Nigeria last won any track and field medal 12 years ago at the 2008 Games in Beijing, China. It was no show at both the London 2012 and Rio de Janeiro 2016.
Acting President of the AFN, Honourable Olamide George, gave this promise of a new era for track and field as he unveiled the federation’s 2020 programme of activities in Abuja yesterday.
“We have some athletes that have qualified for the Tokyo Olympics and we are, through the competitions we have lined up trying to get a few more to make the qualification standard. More importantly, we need to get our relay teams to qualify for the quadrennial event.
“We are going to compete in some relays in the USA and Europe as well as utilise the two windows we will have at the African Championships in Algeria in June to either secure or cement our qualifications,” he said while allaying fears the so-called crisis in the administration of the sport will distract the federation from executing its programmes for the Olympics.
He promised that all hands are on deck towards achieving a memorable outing at the Tokyo Olympics in July/August.
George said that the programme was designed to bring life back into the sport that has suffered from maladministration in recent years. “We have made athletes the focus of our programme and have designed one that will ensure they attain optimum performance level for both the African Championships and the Olympics,” said George.
The AFN chief said the athletes will begin running, throwing and jumping from next month with the All-Comers competition in Akure.
“We have secured the venue and will provide accommodation for athletes based on last year’s performance. There will be no prize money for this because it is an All-Comers affair,” explained the AFN president who revealed that prize monies will be introduced at the Classics proper beginning from the first AFN Classics in Ado Ekiti at the end of February.
“We are bringing back the Classics, our annual series of elite athletics competitions which produced so many champions for Nigeria in the past. So far we have four legs of the competition and we are looking to see if we can add a fifth,” he said and revealed that the AFN Classics after the National Sports Festival will be used to evaluate athletes’ performances for the Olympics.

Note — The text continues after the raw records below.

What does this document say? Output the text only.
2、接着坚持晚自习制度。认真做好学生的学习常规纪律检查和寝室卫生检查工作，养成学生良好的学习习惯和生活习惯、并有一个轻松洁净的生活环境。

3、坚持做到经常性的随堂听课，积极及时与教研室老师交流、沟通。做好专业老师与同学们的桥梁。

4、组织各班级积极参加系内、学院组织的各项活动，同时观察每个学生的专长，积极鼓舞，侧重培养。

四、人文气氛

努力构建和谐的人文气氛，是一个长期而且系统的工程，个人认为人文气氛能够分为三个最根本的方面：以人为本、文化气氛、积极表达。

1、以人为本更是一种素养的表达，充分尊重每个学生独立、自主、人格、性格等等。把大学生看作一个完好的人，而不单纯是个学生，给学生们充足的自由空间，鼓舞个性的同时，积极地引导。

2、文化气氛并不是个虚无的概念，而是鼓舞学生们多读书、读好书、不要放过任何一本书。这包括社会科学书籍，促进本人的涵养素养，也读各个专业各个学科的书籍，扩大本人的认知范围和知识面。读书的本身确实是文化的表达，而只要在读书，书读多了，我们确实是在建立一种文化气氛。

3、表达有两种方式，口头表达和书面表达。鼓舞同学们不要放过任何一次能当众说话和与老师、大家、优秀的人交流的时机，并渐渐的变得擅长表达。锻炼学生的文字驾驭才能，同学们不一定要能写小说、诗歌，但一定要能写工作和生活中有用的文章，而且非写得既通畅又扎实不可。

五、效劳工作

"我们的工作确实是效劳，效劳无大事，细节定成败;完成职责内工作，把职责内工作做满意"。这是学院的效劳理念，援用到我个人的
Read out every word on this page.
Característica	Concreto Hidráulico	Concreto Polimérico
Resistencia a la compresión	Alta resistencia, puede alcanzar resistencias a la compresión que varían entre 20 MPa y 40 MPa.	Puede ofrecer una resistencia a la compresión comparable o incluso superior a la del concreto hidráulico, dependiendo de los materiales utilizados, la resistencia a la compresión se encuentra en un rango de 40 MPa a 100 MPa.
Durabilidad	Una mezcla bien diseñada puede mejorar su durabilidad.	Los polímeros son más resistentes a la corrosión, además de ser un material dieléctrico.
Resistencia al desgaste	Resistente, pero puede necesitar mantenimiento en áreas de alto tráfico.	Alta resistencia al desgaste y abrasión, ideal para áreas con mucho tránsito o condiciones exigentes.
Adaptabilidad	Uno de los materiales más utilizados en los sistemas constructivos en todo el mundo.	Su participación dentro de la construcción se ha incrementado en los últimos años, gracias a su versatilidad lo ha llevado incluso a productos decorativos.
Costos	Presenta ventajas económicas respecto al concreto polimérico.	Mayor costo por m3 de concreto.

“We will use the National Sports Festival to invite athletes to our African Championship and Olympics camp. After that the AFN Classics will be used to evaluate their performances. We know there are athletes who may not reach peak form at the Festival and the AFN Classics will give these athletes the opportunity to get into our pre-African Championships and Olympics cam.”
“There is no crisis in AFN. We are focused on the Olympics and have submitted our programme to our supervisory body, the Federal Ministry of Youth and Sports Development. We are lucky to have professionally minded and committed people in the ministry headed by the Sports Minister, Mr. Sunday Dare.
“Recall the minister’s ‘adopt an athlete programme’ in Lagos last December? It has helped greatly in reassuring our elite athletes that Nigeria is backing them all the way to the podium in Tokyo 2020 and beyond,” concludes George.
The AFN president appeals for cooperation from Nigerians, especially the media as a new chapter of transparency and professionalism has opened in the administration of athletics in Nigeria.